Does it make sense to use a FFT to describe a time series of "spikes"?

Question

I will preface this by saying I'm not a mathematician, so apologies if I use terminology incorrectly.

Say I have a time series that looks something like this:

Specifically, the signal is usually zero except for periodic spikes. This is a toy example and a real time series would not have such a perfect frequency of these spikes. Also, there would be other spiky signals included in the time series with different magnitudes and frequencies.

I would like to decompose the time series to get the frequency of the signal(s). In the past, I have used FFTs to achieve this, but in those cases the signal looked more like sinusoids (i.e., gradual changes rather than discrete spikes). In cases where the time series is spiky, does it make sense to use FFT? Is there a better way of characterising the time scale of discrete events in cases where there are multiple signals combined?

Answer 1

It will solely be defined by your cut-off frequency for the FFT. You may need a very high bandwidth because the spiky signals are composed of large numbers of frequencies.

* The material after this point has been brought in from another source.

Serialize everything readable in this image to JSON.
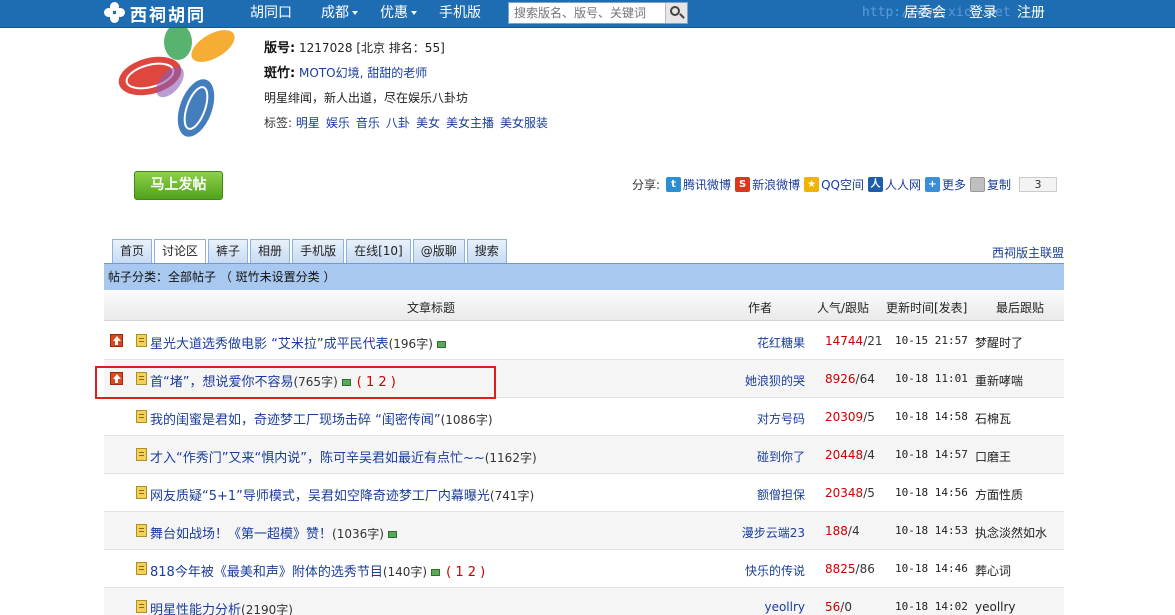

And you answer your question yes you can represent any signal using FFT, it all depends on how many frequencies are you willing to translate that time signal to.

Answer 2

You might want to look into the Fourier uncertainty principle, which states that the more localized a signal is in the time domain, the more spread out it will be in the frequency domain. For your signal with a few discrete spikes, you can encode it much more concisely in the time domain (there are very few non-zero times) than in the frequency domain, where you will have a lot of non-zero frequencies.